Raise Your Hand, Will You?

Having a question in class is terrifying. The professor says something that you don’t understand, or that you missed for a legitimate reason, like checking your Instagram. Then you’re stuck in an awful situation. If you don’t ask, you risk missing out on what could be imperative information for the next test. Naturally, one would think that this is enough to motivate asking the question in mind. But we’re afraid of asking these questions because it might look “dumb,” which is silly. We pay approximately 60 grand a year for an education at a top tier University. We go to Boston College in order to learn. Why do so many of us frequently refrain from asking questions? Apparently the self-imposed fear proves too much of a mental obstacle for us.

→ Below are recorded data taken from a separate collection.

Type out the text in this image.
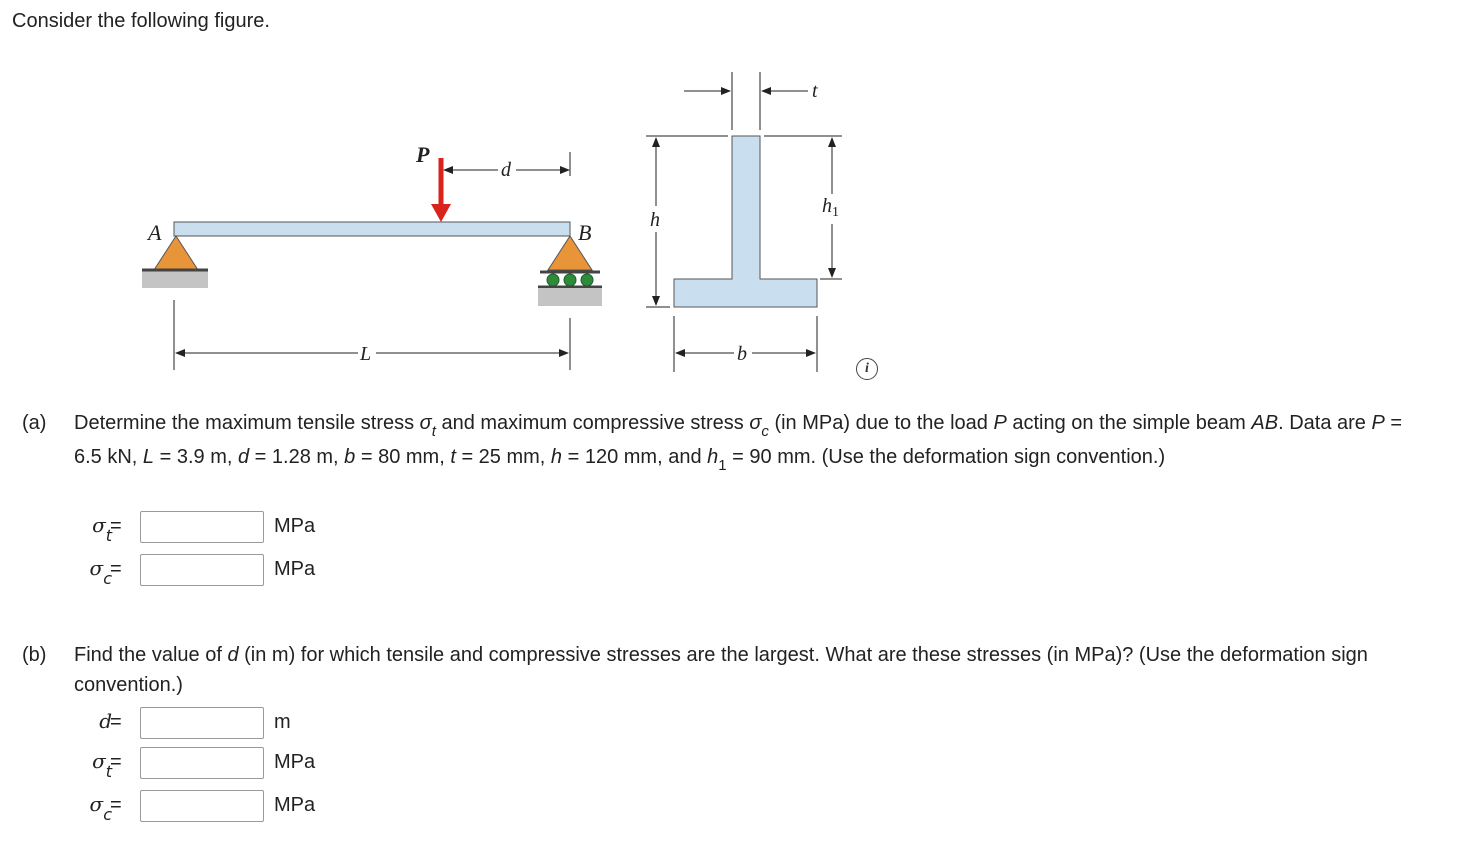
Consider the following figure.
P
d
A	B
L
t
h
$h_1$
b
i
(a) Determine the maximum tensile stress $\sigma_t$ and maximum compressive stress $\sigma_c$ (in MPa) due to the load P acting on the simple beam AB. Data are P = 6.5 kN, L = 3.9 m, d = 1.28 m, b = 80 mm, t = 25 mm, h = 120 mm, and $h_1 = 90$ mm. (Use the deformation sign convention.)
$\sigma_t$
=	MPa
$\sigma_c$
=	MPa
(b) Find the value of d (in m) for which tensile and compressive stresses are the largest. What are these stresses (in MPa)? (Use the deformation sign convention.)
d
=	m
$\sigma_t$
=	MPa
$\sigma_c$
=	MPa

Although observed often in an in-class setting, the fear of putting ourselves out there doesn’t stop in the classroom. It’s all around us. It permeates our lives. This fear promotes the development of applications like Tinder, which save us the trouble of actually approaching someone we are interested in and striking up a conversation. Bumble takes it a step further and saves guys from the horror of initiating the conversation, a process which requires touching the screen of a phone three times. God forbid you have to be the first one to say “hi”. Websites like GrubHub or Foodler, while more convenient than ordering over the phone, also mitigate the little human interaction involved in placing an order. It’s baffling how willing we are to reach out to each other through technology, providing comfort against the aforementioned fear.

The fear that comes with the thought of putting yourself out there is pretty common—it’s natural for us. While this might be the case, we can’t let it have such a large impact on how we live our lives. If we give this fear too much power over us, it hinders our lives. Being in college, we will likely be released into the workforce within the next few years. Employers will look through our resumes, read our transcripts, and decide which ones of us to offer jobs. If we are afraid to put ourselves out there, this restricts our success. People don’t want to hire graduates who perform mechanical tasks. Employers want someone who isn’t afraid to think in different ways. If we let our fear of the unknown take control, we won’t have the confidence to try something new. And even if we do take a risk and go out on a limb, failure isn’t as awful as we are led to believe through our schooling. The portable pacemaker was created because someone accidentally plugged a resistor of the wrong size into a circuit. The microwave was first thought of because a chocolate bar melted in a scientist’s pocket when exposed to the active radar he was working on. The weak adhesive sticky notes were developed by a guy trying and failing to create an incredibly strong adhesive. As Isaac Asimov, renowned author and biochemistry professor, said “The most exciting phrase to hear in science, the one that heralds new discoveries, is not ‘Eureka!’ but ‘That’s funny…’.”

Although the idea of a prospective job is in the distant future for some of us, this fear affects our lives at BC. There are a multitude of different clubs and ways to get involved on campus. Finding what you’re passionate about, and finding groups that you mesh with is highly emphasized in the college experience. Often times ignoring the fear and just going for it is the only way we can form our own opinions about these clubs. But this is difficult. It’s far easier to stay in our comfort zones. It’s easier to settle into friendships with those who share the same unique qualities of enjoying going out on weekends and the lifestyle of working hard and playing hard. It’s less intimidating to pass on the meetings these clubs have. Yet if we choose to do this, how do we know if we will ever find the club that truly interests us? If we wish to make the most out of our undergraduate experience, if we want to set ourselves up for the best job possible, we can’t succumb to the fear of going outside of our comfort zones. We have to consciously acknowledge that although it is scary, we can’t allow the fear to make decisions for us. We have to understand that a life spent without risk, and without challenging ourselves, is not a fulfilling one. And we have to ask questions in class.